カロリーナの美しく輝いていた目が淀んでいくのがありありとわかったからだ。
「わかりました。今日は帰ります」
低い声に、重い怒りを感じてわたしは反射的に一歩後ずさってしまう。
「おめでとうお姉様。お幸せになって下さいね……?」
向けられた目と表情が、このままで終わらないことを示唆していて、わたしはその場に頽れそうになる足を必死で叱咤して立つことに全力を注いだ。
初めて妹が怖くてたまらなかった。
カロリーナは完全に笑みを消した表情のまま叔母を促すと、公爵家の応接間から出て行った。

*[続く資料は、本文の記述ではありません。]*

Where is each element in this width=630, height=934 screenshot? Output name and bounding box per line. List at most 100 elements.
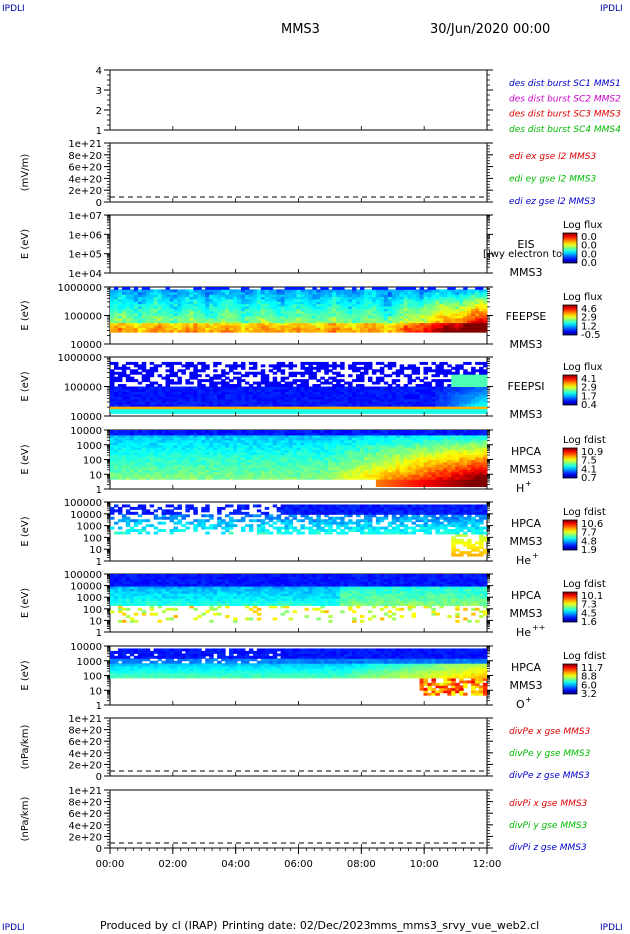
spectrogram-pixel bbox=[133, 466, 139, 470]
spectrogram-pixel bbox=[221, 308, 226, 312]
spectrogram-pixel bbox=[145, 291, 151, 295]
spectrogram-pixel bbox=[371, 294, 377, 298]
spectrogram-pixel bbox=[157, 474, 163, 478]
spectrogram-pixel bbox=[169, 306, 174, 309]
spectrogram-pixel bbox=[121, 474, 127, 478]
spectrogram-pixel bbox=[479, 408, 484, 412]
spectrogram-pixel bbox=[288, 320, 294, 324]
spectrogram-pixel bbox=[455, 317, 460, 321]
spectrogram-pixel bbox=[280, 325, 286, 328]
spectrogram-pixel bbox=[280, 439, 286, 443]
spectrogram-pixel bbox=[256, 434, 262, 438]
spectrogram-pixel bbox=[363, 466, 369, 470]
spectrogram-pixel bbox=[201, 369, 206, 373]
spectrogram-pixel bbox=[129, 391, 135, 395]
spectrogram-pixel bbox=[157, 406, 163, 410]
spectrogram-pixel bbox=[169, 379, 174, 383]
spectrogram-pixel bbox=[423, 408, 428, 412]
spectrogram-pixel bbox=[324, 447, 329, 451]
spectrogram-pixel bbox=[272, 308, 278, 312]
spectrogram-pixel bbox=[209, 386, 214, 390]
spectrogram-pixel bbox=[236, 411, 242, 415]
spectrogram-pixel bbox=[133, 329, 139, 333]
spectrogram-pixel bbox=[463, 327, 468, 331]
spectrogram-pixel bbox=[225, 298, 230, 302]
spectrogram-pixel bbox=[348, 329, 353, 333]
spectrogram-pixel bbox=[391, 308, 397, 312]
spectrogram-pixel bbox=[113, 291, 119, 295]
spectrogram-pixel bbox=[121, 447, 127, 451]
spectrogram-pixel bbox=[324, 379, 329, 383]
spectrogram-pixel bbox=[395, 325, 401, 328]
spectrogram-pixel bbox=[423, 391, 428, 395]
spectrogram-pixel bbox=[375, 444, 381, 448]
spectrogram-pixel bbox=[181, 449, 186, 453]
spectrogram-pixel bbox=[244, 317, 250, 321]
spectrogram-pixel bbox=[268, 442, 274, 446]
spectrogram-pixel bbox=[308, 294, 313, 298]
spectrogram-pixel bbox=[197, 325, 202, 328]
spectrogram-pixel bbox=[435, 310, 440, 314]
spectrogram-pixel bbox=[240, 310, 246, 314]
spectrogram-pixel bbox=[141, 327, 147, 331]
spectrogram-pixel bbox=[221, 442, 226, 446]
spectrogram-pixel bbox=[312, 376, 317, 380]
spectrogram-pixel bbox=[427, 366, 432, 370]
spectrogram-pixel bbox=[435, 398, 440, 402]
spectrogram-pixel bbox=[181, 444, 186, 448]
spectrogram-pixel bbox=[312, 439, 317, 443]
spectrogram-pixel bbox=[352, 364, 357, 368]
spectrogram-pixel bbox=[225, 430, 230, 433]
spectrogram-pixel bbox=[201, 320, 206, 324]
spectrogram-pixel bbox=[256, 301, 262, 305]
spectrogram-pixel bbox=[304, 466, 309, 470]
spectrogram-pixel bbox=[415, 301, 421, 305]
spectrogram-pixel bbox=[356, 439, 361, 443]
spectrogram-pixel bbox=[324, 329, 329, 333]
spectrogram-pixel bbox=[229, 366, 234, 370]
spectrogram-pixel bbox=[455, 379, 460, 383]
spectrogram-pixel bbox=[435, 317, 440, 321]
spectrogram-pixel bbox=[320, 298, 325, 302]
spectrogram-pixel bbox=[181, 411, 186, 415]
spectrogram-pixel bbox=[256, 384, 262, 387]
spectrogram-pixel bbox=[387, 327, 393, 331]
spectrogram-pixel bbox=[209, 442, 214, 446]
spectrogram-pixel bbox=[217, 408, 222, 412]
spectrogram-pixel bbox=[181, 474, 186, 478]
spectrogram-pixel bbox=[149, 296, 155, 300]
spectrogram-pixel bbox=[181, 301, 186, 305]
spectrogram-pixel bbox=[145, 322, 151, 326]
spectrogram-pixel bbox=[189, 401, 194, 405]
spectrogram-pixel bbox=[125, 296, 131, 300]
spectrogram-pixel bbox=[221, 476, 226, 480]
spectrogram-pixel bbox=[288, 310, 294, 314]
spectrogram-pixel bbox=[296, 469, 301, 473]
spectrogram-pixel bbox=[248, 371, 254, 375]
spectrogram-pixel bbox=[205, 452, 210, 456]
spectrogram-pixel bbox=[161, 476, 167, 480]
spectrogram-pixel bbox=[451, 374, 456, 378]
spectrogram-pixel bbox=[233, 408, 238, 412]
spectrogram-pixel bbox=[209, 449, 214, 453]
spectrogram-pixel bbox=[475, 384, 480, 387]
spectrogram-pixel bbox=[189, 364, 194, 368]
spectrogram-pixel bbox=[149, 474, 155, 478]
spectrogram-pixel bbox=[356, 411, 361, 415]
spectrogram-pixel bbox=[244, 406, 250, 410]
spectrogram-pixel bbox=[415, 376, 421, 380]
spectrogram-pixel bbox=[296, 327, 301, 331]
spectrogram-pixel bbox=[304, 329, 309, 333]
spectrogram-pixel bbox=[292, 469, 298, 473]
spectrogram-pixel bbox=[276, 315, 282, 319]
spectrogram-pixel bbox=[455, 325, 460, 328]
spectrogram-pixel bbox=[300, 301, 305, 305]
spectrogram-pixel bbox=[284, 411, 290, 415]
spectrogram-pixel bbox=[344, 313, 349, 317]
spectrogram-pixel bbox=[213, 287, 218, 290]
ytick-label: 4e+20 bbox=[68, 174, 102, 185]
spectrogram-pixel bbox=[165, 403, 171, 407]
spectrogram-pixel bbox=[312, 411, 317, 415]
spectrogram-pixel bbox=[332, 401, 337, 405]
spectrogram-pixel bbox=[340, 287, 345, 290]
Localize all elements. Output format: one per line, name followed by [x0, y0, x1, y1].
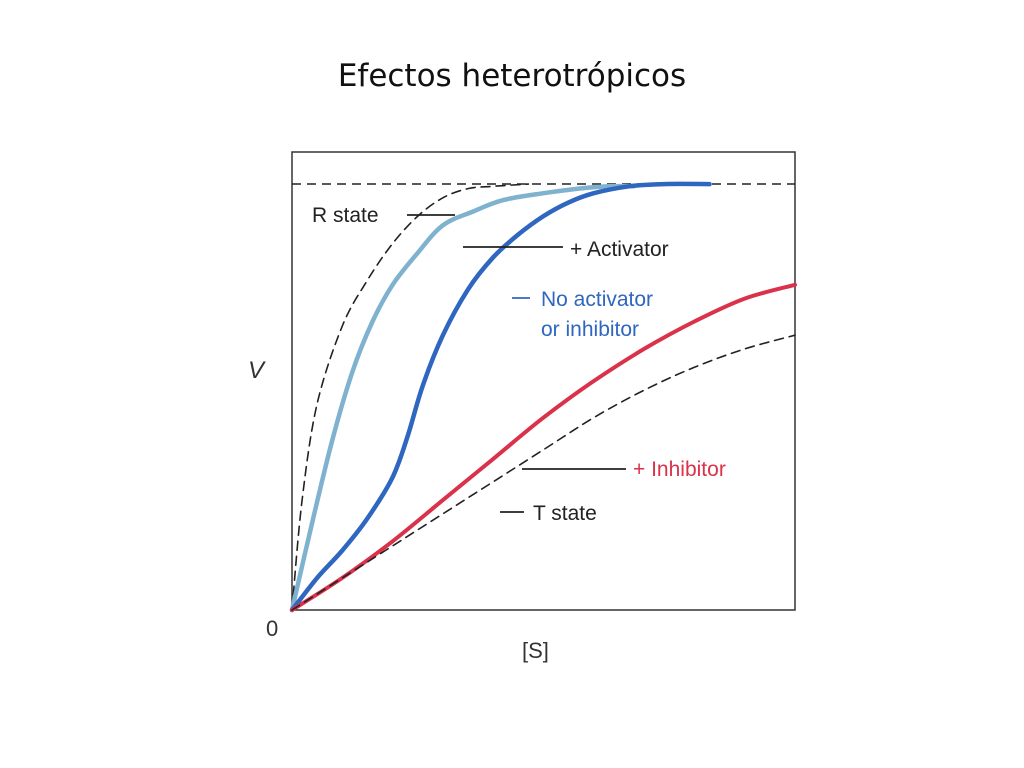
y-axis-label: V	[248, 357, 266, 384]
label-activator: + Activator	[570, 238, 669, 261]
plot-frame	[291, 151, 796, 611]
slide-title: Efectos heterotrópicos	[337, 58, 687, 94]
origin-label: 0	[266, 616, 278, 641]
label-no-activator-line1: No activator	[541, 288, 653, 311]
label-r-state: R state	[312, 204, 379, 227]
x-axis-label: [S]	[522, 638, 549, 663]
series-line-r-state	[291, 183, 530, 611]
series-line-activator	[289, 183, 637, 613]
label-no-activator-line2: or inhibitor	[541, 318, 639, 341]
series-line-t-state	[291, 334, 796, 611]
label-inhibitor: + Inhibitor	[633, 458, 726, 481]
series-line-no-effector	[289, 181, 712, 613]
label-t-state: T state	[533, 502, 597, 525]
label-no-activator: No activator or inhibitor	[541, 288, 659, 341]
series-line-inhibitor	[290, 282, 797, 612]
leader-layer	[407, 214, 626, 513]
series-layer	[289, 181, 797, 613]
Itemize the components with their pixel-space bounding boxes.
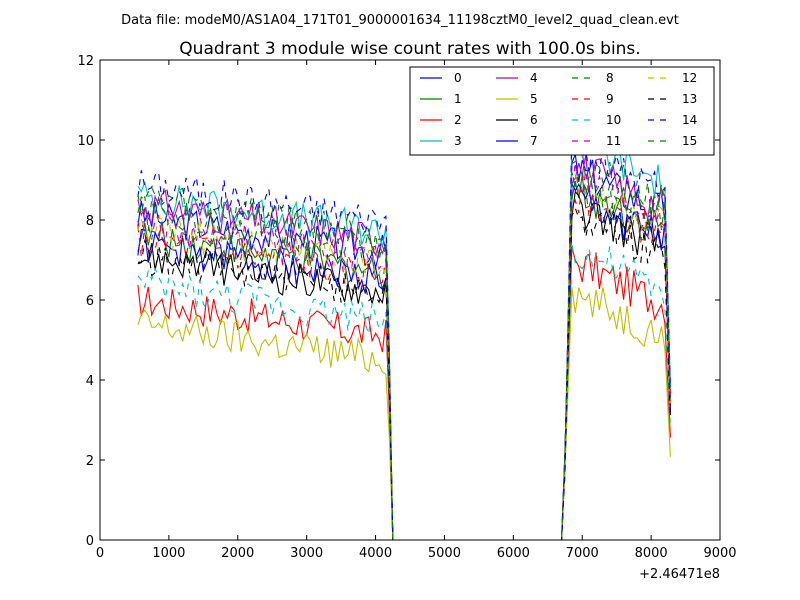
legend-label-11: 11: [606, 134, 621, 148]
x-tick-label: 8000: [635, 546, 668, 561]
series-line-13: [137, 206, 671, 541]
legend-label-4: 4: [530, 71, 538, 85]
ticks-layer: 0 1000 2000 3000 4000 5000 6000 7000 8000 9000 0 2 4…: [77, 54, 736, 561]
legend-label-7: 7: [530, 134, 538, 148]
x-tick-label: 2000: [221, 546, 254, 561]
figure-suptitle: Data file: modeM0/AS1A04_171T01_90000016…: [121, 13, 679, 28]
series-line-12: [137, 171, 671, 541]
y-tick-label: 2: [86, 454, 94, 469]
legend-label-6: 6: [530, 113, 538, 127]
x-tick-label: 6000: [497, 546, 530, 561]
x-axis-offset-label: +2.46471e8: [639, 567, 720, 582]
series-layer: [137, 128, 671, 541]
x-tick-label: 4000: [359, 546, 392, 561]
series-line-2: [137, 246, 671, 541]
series-line-10: [137, 243, 671, 541]
x-tick-label: 9000: [703, 546, 736, 561]
legend-label-13: 13: [682, 92, 697, 106]
legend-label-3: 3: [454, 134, 462, 148]
x-tick-label: 7000: [566, 546, 599, 561]
y-tick-label: 8: [86, 214, 94, 229]
legend-label-0: 0: [454, 71, 462, 85]
y-tick-label: 6: [86, 294, 94, 309]
series-line-15: [137, 169, 671, 541]
series-line-5: [137, 287, 671, 541]
y-tick-label: 4: [86, 374, 94, 389]
series-line-14: [137, 128, 671, 541]
legend-label-14: 14: [682, 113, 697, 127]
x-tick-label: 3000: [290, 546, 323, 561]
plot-area: 0 1000 2000 3000 4000 5000 6000 7000 8000 9000 0 2 4…: [77, 54, 736, 561]
y-tick-label: 0: [86, 534, 94, 549]
legend-label-5: 5: [530, 92, 538, 106]
x-tick-label: 0: [96, 546, 104, 561]
legend-label-15: 15: [682, 134, 697, 148]
x-tick-label: 5000: [428, 546, 461, 561]
legend-label-10: 10: [606, 113, 621, 127]
x-tick-label: 1000: [152, 546, 185, 561]
y-tick-label: 10: [77, 134, 94, 149]
legend-label-8: 8: [606, 71, 614, 85]
series-line-3: [137, 133, 671, 541]
legend-label-2: 2: [454, 113, 462, 127]
legend-label-9: 9: [606, 92, 614, 106]
legend-label-1: 1: [454, 92, 462, 106]
y-tick-label: 12: [77, 54, 94, 69]
legend-box: [409, 66, 715, 156]
chart-title: Quadrant 3 module wise count rates with …: [179, 39, 640, 59]
legend-label-12: 12: [682, 71, 697, 85]
series-line-7: [137, 183, 671, 541]
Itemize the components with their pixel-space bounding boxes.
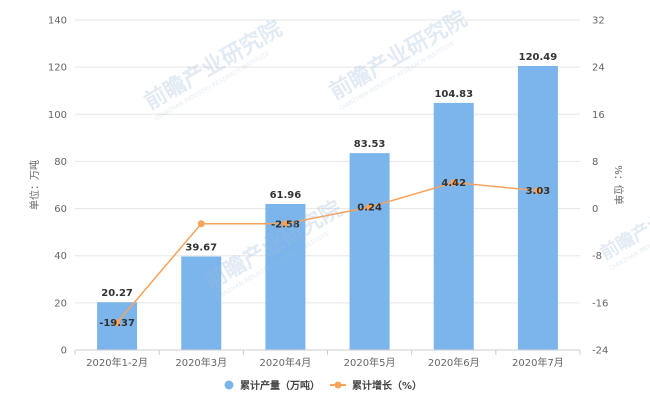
line-data-label: 0.24 (357, 203, 382, 214)
line-point (281, 220, 289, 228)
legend-line-marker (334, 381, 342, 389)
y2-tick-label: -8 (592, 251, 602, 262)
y2-tick-label: 0 (592, 204, 598, 215)
legend-item-line[interactable]: 累计增长（%） (330, 379, 422, 392)
bar-data-label: 39.67 (185, 242, 217, 253)
bar (181, 256, 222, 350)
y2-tick-label: 8 (592, 157, 598, 168)
bar-series (97, 65, 558, 350)
legend-item-bar[interactable]: 累计产量（万吨） (224, 379, 321, 392)
y-tick-label: 20 (54, 298, 67, 309)
bar-data-label: 83.53 (354, 139, 386, 150)
line-point (197, 220, 205, 228)
line-path (116, 181, 538, 324)
bar (517, 65, 558, 350)
line-series (113, 179, 542, 327)
watermark-text: 前瞻产业研究院 (140, 16, 286, 116)
y-tick-label: 0 (61, 346, 67, 357)
legend-bar-marker (224, 380, 234, 390)
line-point (450, 179, 458, 187)
y2-axis-title: %：位单 (612, 165, 625, 205)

見送りに行かなければと思ったものの、わたしはそこから動けない。
すると、オルランドが不思議そうに近寄って来て、顔をのぞき込んできた。
「大丈夫かい?」
「は、はい……ちょっと、びっくりしただけで……」
そう言ったものの、手が微かに震えてしまった。
急いで握りしめて見えないようにしたものの、すぐにオルランドが近寄って来て、わたしの手を取って包み込んでくれる。
思ったよりも大きな手だった。
じわりと温もりが伝わって来て、反射的に涙が出そうになる。
「震えているみたいだけど?」
「そのうち、収まりますから……ありがとうございます」
「怖かったみたいだね」
問われて、すぐに返答できない。
「震えがとまるまでこうしていてもいいかな?」
「え?」
「好きな人が震えているのに放ってはおけないよ。でも、嫌ならやめるから」
突然言われた優しい言葉に、それまでこらえていた何かが壊れた。
そうか、わたしはずっと怖かったのだ。
それさえ気づかないほど、あれが当たり前だった。ずっとわたしの我慢が足りないせいだと思い続けて来た。
でも、違ったのだ。
途端、目頭が熱くなってきて、頬を涙が伝う感触がした。ただただ、繋がった手が温かい。
人の体温というのはこんなにも温かいのだ。
今まで何度も彼の顔に触れて温もりは感じてきたはずなのに、手が温かいということがひどく胸に響く。
縋りつきたくなる。
なのに、縋ることさえ怖いと思ってしまうわたしがいた。
「大丈夫、大丈夫だよ」
囁くような声の後、柔らかく抱きしめられる。
その感触に、一瞬逃げ出したくなったものの、おとなしくそのままでいると、自然と涙が出なくなった。強い動悸が収まって、息がつけるようになる。
わたしは、安心するということを初めて知った気がした。
「わたし、ここにいていいんですよね」
「当たり前だ、むしろ、いなくならないでくれないか?」
「……ありがとうございます」
解けた心で、わたしはお礼を言った。